A Curious Hypnotic Test.




Charcot, J. M. (Jean Martin), 1825-1893.


Journal : The Medical and Surgical Reporter, vol. lxii.

Philadelphia : [Charles W. Dulles, M.D., editor], 1890.

Description : page 184.

Subject : hypnosis.

Notes :






NOTES AND COMMENTS

•    •    •

A Curious Hypnotic Test.


Dr. J. M. Charcot, writes in the January Forum :

"The end I have ever held before my eyes, then, and which I hope I have never lost from view, is this: to study the hypnotic phenomena according to a strictly scientific method, and for this purpose to employ processes, purely physical, and which can always be compared with one another, so that the results obtained by me may be rigorously tested by all observers who shall use the same processes under the same conditions.

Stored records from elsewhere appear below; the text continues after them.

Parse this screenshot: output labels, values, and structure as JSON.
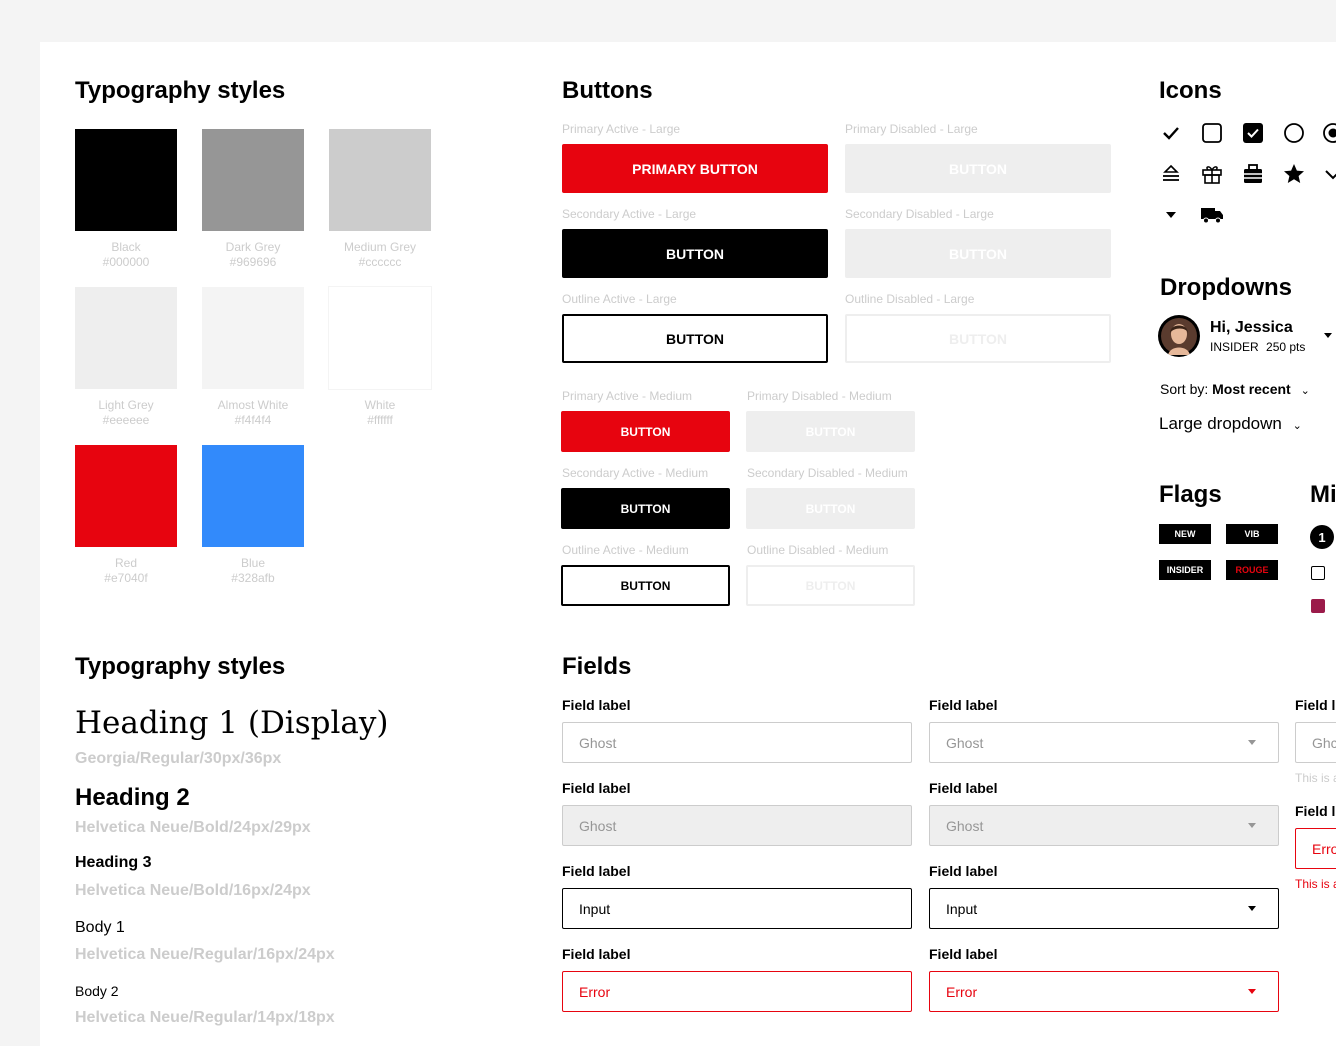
{
  "colors_section": {
    "title": "Typography styles",
    "swatches": [
      {
        "name": "Black",
        "hex": "#000000"
      },
      {
        "name": "Dark Grey",
        "hex": "#969696"
      },
      {
        "name": "Medium Grey",
        "hex": "#cccccc"
      },
      {
        "name": "Light Grey",
        "hex": "#eeeeee"
      },
      {
        "name": "Almost White",
        "hex": "#f4f4f4"
      },
      {
        "name": "White",
        "hex": "#ffffff"
      },
      {
        "name": "Red",
        "hex": "#e7040f"
      },
      {
        "name": "Blue",
        "hex": "#328afb"
      }
    ]
  },
  "buttons_section": {
    "title": "Buttons",
    "large": [
      {
        "caption": "Primary Active - Large",
        "label": "PRIMARY BUTTON"
      },
      {
        "caption": "Primary Disabled - Large",
        "label": "BUTTON"
      },
      {
        "caption": "Secondary Active - Large",
        "label": "BUTTON"
      },
      {
        "caption": "Secondary Disabled - Large",
        "label": "BUTTON"
      },
      {
        "caption": "Outline Active - Large",
        "label": "BUTTON"
      },
      {
        "caption": "Outline Disabled - Large",
        "label": "BUTTON"
      }
    ],
    "medium": [
      {
        "caption": "Primary Active - Medium",
        "label": "BUTTON"
      },
      {
        "caption": "Primary Disabled - Medium",
        "label": "BUTTON"
      },
      {
        "caption": "Secondary Active - Medium",
        "label": "BUTTON"
      },
      {
        "caption": "Secondary Disabled - Medium",
        "label": "BUTTON"
      },
      {
        "caption": "Outline Active - Medium",
        "label": "BUTTON"
      },
      {
        "caption": "Outline Disabled - Medium",
        "label": "BUTTON"
      }
    ]
  },
  "icons_section": {
    "title": "Icons",
    "icons": [
      "checkmark-icon",
      "checkbox-empty-icon",
      "checkbox-checked-icon",
      "radio-empty-icon",
      "radio-selected-icon",
      "filter-icon",
      "gift-icon",
      "briefcase-icon",
      "star-icon",
      "chevron-down-icon",
      "caret-down-icon",
      "truck-icon"
    ]
  },
  "dropdowns_section": {
    "title": "Dropdowns",
    "user": {
      "greeting": "Hi, Jessica",
      "tier": "INSIDER",
      "points": "250 pts"
    },
    "sort": {
      "prefix": "Sort by:",
      "value": "Most recent"
    },
    "large_dropdown": "Large dropdown"
  },
  "flags_section": {
    "title": "Flags",
    "flags": [
      "NEW",
      "VIB",
      "INSIDER",
      "ROUGE"
    ]
  },
  "misc_section": {
    "title": "Mi",
    "badge_number": "1"
  },
  "typography_section": {
    "title": "Typography styles",
    "styles": [
      {
        "sample": "Heading 1 (Display)",
        "spec": "Georgia/Regular/30px/36px"
      },
      {
        "sample": "Heading 2",
        "spec": "Helvetica Neue/Bold/24px/29px"
      },
      {
        "sample": "Heading 3",
        "spec": "Helvetica Neue/Bold/16px/24px"
      },
      {
        "sample": "Body 1",
        "spec": "Helvetica Neue/Regular/16px/24px"
      },
      {
        "sample": "Body 2",
        "spec": "Helvetica Neue/Regular/14px/18px"
      }
    ]
  },
  "fields_section": {
    "title": "Fields",
    "label": "Field label",
    "col1": [
      {
        "state": "ghost",
        "value": "Ghost"
      },
      {
        "state": "disabled",
        "value": "Ghost"
      },
      {
        "state": "input",
        "value": "Input"
      },
      {
        "state": "error",
        "value": "Error"
      }
    ],
    "col2": [
      {
        "state": "ghost",
        "value": "Ghost"
      },
      {
        "state": "disabled",
        "value": "Ghost"
      },
      {
        "state": "input",
        "value": "Input"
      },
      {
        "state": "error",
        "value": "Error"
      }
    ],
    "col3": {
      "label1": "Field l",
      "value1": "Ghc",
      "helper1": "This is a",
      "label2": "Field l",
      "value2": "Erro",
      "helper2": "This is a"
    }
  }
}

"Take one example from among a thousand. I present to a woman patient in the hypnotic state a blank leaf of paper and say to her : 'Here is my portrait ; what do you think of it? Is it a good likeness?' After a few moments hesitation, she answers : 'yes, indeed, your photograph ; will you give it to me?' To impress deeply in the mind of the subject this imaginary portrait, I point with my finger toward one of the four sides of the square leaf of paper, and tell her that my profile looks in that direction ; I describe my clothing. The image being now fixed in her mind I take that leaf of paper and mix it with a score of other leaves precisely like it. I then hand the whole pack to the patient, bidding her go over them and let me know whether she finds among these anything she has seen before. She begins to look at the leaves one after another, and as soon as her eyes falls upon the one first shown to her (I had made upon it a mark that she could not discern), forthwith she exclaims: ' Look, your portrait!' What is more curious still, if I turn the leaf upside down, as soon as her eyes rest upon it she turns it over, saying that my photograph is on the obverse. I then convey to her the order that she shall continue to see the portrait on the blank paper even after the hypnosis has passed. Then I awaken her and again hand to her the pack of papers, requesting her to look over them. She handles them just as before when she was hypnotized, and utters the same exclamation: 'Look, your portrait!' If now I tell her she may retire she returns to her dormitory, and her first care will be to show to her companions the photograph I have given her. Of course her companions, not having received the suggestion, will see only a blank leaf of paper without any trace whatever of a portrait, and will laugh at our subject and treat her as a visionary. Furthermore, this suggestion, this hallucination, will, if I wish, continue several days; all I have to do is to express the wish to the patient before awakening her.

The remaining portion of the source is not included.